By Alison Uralli
FARMINGTON, N.M. (Reuters) - The head of the U.S. Environmental Protection agency told the Navajo Nation president on Thursday that her agency would work closely with the Native American tribe in handling a toxic waste spill into river waters from a defunct Colorado gold mine.
Navajo Nation President Russell Begaye has pledged to take legal action against the EPA, which has taken responsibility for inadvertently causing the spill last week that sent toxic waste flowing into rivers in the Four Corners region where part of the 250,000-member tribe's reservation is located.
"(The) EPA is not unfamiliar with litigation, but frankly none of that tone and tenor was in the discussion this morning," EPA Administrator Gina McCarthy said at a news conference in Farmington, New Mexico, after meeting with Begaye.

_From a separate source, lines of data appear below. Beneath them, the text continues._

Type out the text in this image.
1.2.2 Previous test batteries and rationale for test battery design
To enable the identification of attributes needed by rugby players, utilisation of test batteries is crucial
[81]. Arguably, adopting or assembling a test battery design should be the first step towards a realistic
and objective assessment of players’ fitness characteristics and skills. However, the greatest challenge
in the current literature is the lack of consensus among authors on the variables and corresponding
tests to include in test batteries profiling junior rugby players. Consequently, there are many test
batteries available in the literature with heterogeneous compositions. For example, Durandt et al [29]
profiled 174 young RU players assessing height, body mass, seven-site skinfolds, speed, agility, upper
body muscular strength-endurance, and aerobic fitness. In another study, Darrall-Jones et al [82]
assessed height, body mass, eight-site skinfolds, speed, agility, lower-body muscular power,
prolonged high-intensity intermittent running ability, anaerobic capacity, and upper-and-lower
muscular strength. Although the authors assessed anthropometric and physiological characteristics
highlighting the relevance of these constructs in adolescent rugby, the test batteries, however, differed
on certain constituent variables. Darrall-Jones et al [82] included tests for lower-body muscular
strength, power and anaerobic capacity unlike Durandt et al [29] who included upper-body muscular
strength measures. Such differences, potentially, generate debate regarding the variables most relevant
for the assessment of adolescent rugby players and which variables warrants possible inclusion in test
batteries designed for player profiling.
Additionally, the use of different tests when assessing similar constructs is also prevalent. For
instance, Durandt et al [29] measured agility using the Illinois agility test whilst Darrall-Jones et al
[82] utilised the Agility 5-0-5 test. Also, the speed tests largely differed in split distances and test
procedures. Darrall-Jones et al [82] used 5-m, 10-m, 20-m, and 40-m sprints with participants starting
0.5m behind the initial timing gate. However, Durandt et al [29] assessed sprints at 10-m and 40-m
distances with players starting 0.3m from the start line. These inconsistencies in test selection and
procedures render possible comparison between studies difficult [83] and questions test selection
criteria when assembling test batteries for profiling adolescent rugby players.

The encounter came a day after McCarthy announced the water quality of the Animas River in Colorado, which was rendered bright orange by the toxic waste spill from the abandoned Gold King Mine near Silverton, Colorado, had returned to pre-spill levels.
An EPA operation on Aug. 5 accidentally spilled more than 3 million gallons (11.3 million liters) of acid mine sludge containing heavy metals such as arsenic, mercury and lead. The torrent of waste gushed first into a stream just below the site before washing into the Animas.
The contamination also reached New Mexico where it flowed into the San Juan River, a Colorado River tributary that winds through the Navajo reservation into Utah. Navajo communities rely on the San Juan for fishing and agriculture.
The spill led two Colorado municipalities, including Durango, and the New Mexico towns of Aztec and Farmington, to shut off their river intakes.
The governors of Colorado, New Mexico and Utah declared a state of emergency over the spill, and New Mexico's governor also suggested her administration could take legal action against the EPA.
Colorado Governor John Hickenlooper said on Wednesday the Animas appeared to have returned to normal, with no sign of lasting environmental harm.
Dilution has gradually diminished concentrations of contaminants, EPA officials have said, even as they warned that deposits of heavy metals have settled into river sediments, where they can be churned up and unleash a new wave of pollution when storms hit or rivers run at flood stage.
"Frankly, the sediment is where the longer-term responsibility is for this agency, and we will meet that responsibility," McCarthy said.